21 de novembro de 2015

Opinião - O Olhar Oblíquo do Mal - Dean Koontz


Título: O Olhar Oblíquo do Mal
Autor: Dean Koontz
Editora: Gradiva

Sinopse:

     Bartholomew Lampion vem ao mundo na Califórnia. Tem os olhos mais belos que se possam imaginar. No mesmo instante, a centenas de quilómetros desse local, Junior Cain, um ser cruel vítima de uma perturbação misteriosa, tem o pressentimento de que um homem genial que virá um dia a ser seu inimigo mortal acaba de nascer... Cain não sabe quem é esse homem nem onde possa estar - sabe apenas que terá de o eliminar. Enquanto Cain semeia o terror e faz correr sangue por onde quer que passe, o detective Vanadium lança-se em sua perseguição para o impedir de levar a cabo o seu intento. Ao mesmo tempo, em São Francisco, nasce Angel, uma criança dotada de poderes misteriosos...

     Ao longo de uma intriga surpreendente, estes quatro destinos vão acabar por se entrelaçarem, aparentemente para o pior e - talvez - para o melhor... Uma aventura de cortar a respiração num thriller psicológico que é também uma exploração apaixonante da natureza humana. Dean Koontz nunca foi tão longe no terror e na exploração das nossas ansiedades mais profundas.

Opinião por Erica Amaro:

      Depois de A Casa do Mal, Fantasmas e Intrusos (e tantos outros livros) Dean Koontz traz-nos mais uma obra-prima. O Olhar Oblíquo do Mal é um thriller emocionante, que surpreende o leitor da primeira à última página.
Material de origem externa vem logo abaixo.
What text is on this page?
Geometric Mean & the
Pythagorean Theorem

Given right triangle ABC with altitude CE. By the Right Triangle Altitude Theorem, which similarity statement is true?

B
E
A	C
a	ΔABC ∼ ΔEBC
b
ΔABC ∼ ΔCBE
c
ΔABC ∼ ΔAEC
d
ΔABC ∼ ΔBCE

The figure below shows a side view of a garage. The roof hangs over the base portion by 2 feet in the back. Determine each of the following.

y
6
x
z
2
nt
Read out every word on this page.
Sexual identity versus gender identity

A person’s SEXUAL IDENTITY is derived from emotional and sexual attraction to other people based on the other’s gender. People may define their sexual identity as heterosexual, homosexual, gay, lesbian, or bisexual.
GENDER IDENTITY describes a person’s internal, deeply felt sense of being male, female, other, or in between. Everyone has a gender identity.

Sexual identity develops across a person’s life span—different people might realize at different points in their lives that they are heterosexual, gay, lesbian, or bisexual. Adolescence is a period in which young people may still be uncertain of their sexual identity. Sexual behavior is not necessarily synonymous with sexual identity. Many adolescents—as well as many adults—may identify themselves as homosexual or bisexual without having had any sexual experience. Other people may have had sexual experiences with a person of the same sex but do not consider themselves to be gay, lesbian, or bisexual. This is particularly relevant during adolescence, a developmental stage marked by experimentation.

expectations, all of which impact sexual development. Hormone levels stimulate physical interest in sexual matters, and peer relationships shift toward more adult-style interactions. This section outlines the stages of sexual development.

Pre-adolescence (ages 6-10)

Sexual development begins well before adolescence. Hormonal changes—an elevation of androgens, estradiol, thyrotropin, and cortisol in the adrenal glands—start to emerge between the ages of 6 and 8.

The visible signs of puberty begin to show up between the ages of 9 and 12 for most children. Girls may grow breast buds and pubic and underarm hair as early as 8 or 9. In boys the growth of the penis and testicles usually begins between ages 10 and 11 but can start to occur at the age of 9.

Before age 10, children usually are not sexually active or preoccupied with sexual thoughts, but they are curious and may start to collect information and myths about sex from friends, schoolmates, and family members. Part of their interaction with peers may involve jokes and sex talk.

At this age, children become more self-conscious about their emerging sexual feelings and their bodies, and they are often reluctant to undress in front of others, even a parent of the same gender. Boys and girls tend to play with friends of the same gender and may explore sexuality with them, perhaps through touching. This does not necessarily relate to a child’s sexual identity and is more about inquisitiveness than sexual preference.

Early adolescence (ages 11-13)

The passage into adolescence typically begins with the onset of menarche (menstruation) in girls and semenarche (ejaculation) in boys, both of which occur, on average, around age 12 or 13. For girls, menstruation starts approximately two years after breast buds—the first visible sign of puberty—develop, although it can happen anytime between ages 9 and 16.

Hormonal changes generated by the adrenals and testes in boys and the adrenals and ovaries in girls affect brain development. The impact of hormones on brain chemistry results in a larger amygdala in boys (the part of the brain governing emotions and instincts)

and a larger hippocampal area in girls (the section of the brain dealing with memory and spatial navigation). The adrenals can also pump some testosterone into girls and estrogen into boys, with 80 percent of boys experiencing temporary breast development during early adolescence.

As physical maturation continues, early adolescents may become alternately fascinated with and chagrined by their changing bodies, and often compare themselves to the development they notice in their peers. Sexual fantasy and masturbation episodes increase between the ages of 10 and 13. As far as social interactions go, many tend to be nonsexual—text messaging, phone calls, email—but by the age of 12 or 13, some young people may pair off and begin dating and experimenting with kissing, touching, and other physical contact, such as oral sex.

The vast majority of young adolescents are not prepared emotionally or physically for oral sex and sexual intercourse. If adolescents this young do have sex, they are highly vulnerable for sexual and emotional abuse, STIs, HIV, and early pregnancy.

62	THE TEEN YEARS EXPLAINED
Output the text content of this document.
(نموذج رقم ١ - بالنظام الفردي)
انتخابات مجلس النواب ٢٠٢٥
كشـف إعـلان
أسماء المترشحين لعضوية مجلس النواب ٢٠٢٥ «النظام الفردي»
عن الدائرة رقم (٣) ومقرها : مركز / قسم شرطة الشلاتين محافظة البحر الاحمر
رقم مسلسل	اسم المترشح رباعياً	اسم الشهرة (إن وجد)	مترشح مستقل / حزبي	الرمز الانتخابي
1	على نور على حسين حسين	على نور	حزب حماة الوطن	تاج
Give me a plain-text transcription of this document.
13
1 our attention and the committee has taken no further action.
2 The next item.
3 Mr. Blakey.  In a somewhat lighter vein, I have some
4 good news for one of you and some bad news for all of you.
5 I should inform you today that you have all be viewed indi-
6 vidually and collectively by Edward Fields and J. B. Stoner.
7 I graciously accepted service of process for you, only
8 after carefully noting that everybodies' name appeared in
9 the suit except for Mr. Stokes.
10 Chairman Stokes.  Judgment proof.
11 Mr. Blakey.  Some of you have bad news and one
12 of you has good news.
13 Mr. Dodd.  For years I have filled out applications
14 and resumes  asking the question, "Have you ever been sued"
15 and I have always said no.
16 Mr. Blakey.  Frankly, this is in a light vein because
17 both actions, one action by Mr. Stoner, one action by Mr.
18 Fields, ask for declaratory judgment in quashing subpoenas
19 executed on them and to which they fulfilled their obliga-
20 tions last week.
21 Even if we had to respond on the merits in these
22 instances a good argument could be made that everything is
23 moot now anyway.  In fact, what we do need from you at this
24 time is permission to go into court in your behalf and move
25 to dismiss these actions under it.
     Bartholomew é apenas um recém-nascido quando lhe lêem a sina pela primeira vez e as cartas revelam um futuro tão promissor como devastador, prevendo que será muito amado e terá muito dinheiro, mas também terá um inimigo monstruoso; Junior Cain é um homicida obcecado pela própria imagem e o auto-aperfeiçoamento que, certo dia, tem um estranho sonho do qual acorda sobressaltado e em que profere o nome do seu inimigo - Bartholomew. Apesar de não conhecer ninguém com esse nome, a sensação de perigo que o invade leva-o a iniciar uma busca incansável e febril com a finalidade de acabar com essa pessoa. Quando lhe começam a aparecer cartas de jogar com o nome Bartholomew escrito a caneta entre os seus pertences, Cain vê nisso a justificação para a sua decisão; Thomas Vanadium é uma pedra no sapato de Junior Cain, um detective de faro apurado que desconfia de Cain assim que lhe põe a vista em cima e está determinado em descobrir a verdade - um alvo a abater; e Angel, fruto de uma violação e órfã de mãe à nascença, fica aos cuidados da tia, depois desta se debater se há-de ou não adoptar a menina, pois receia que venha a ser um monstro como o pai. Que estranho destino liga todas estas vidas? À medida que a história avança vão sendo introduzidas novas personagens que, por um lado, levantam o véu, por outro adensam o mistério. A cada página que se vira descobrem-se novos e arrepiantes pormenores de vidas misteriosamente ligados entre si; pormenores por vezes sórdidos mas que, em vez de nos repelirem, embrenham-nos ainda mais na história. É como o trágico acidente de viação do qual não conseguimos desviar os olhos.

     A escrita de Dean Koontz é brilhante e as descrições são ricas e vívidas, cheias de metáforas inteligentes, sem nunca se tornarem cansativas ou aborrecidas e leva o leitor numa viagem ao centro da condição humana. São mais de seiscentas páginas que se lêem de um só fôlego. Um romance que aconselho vivamente.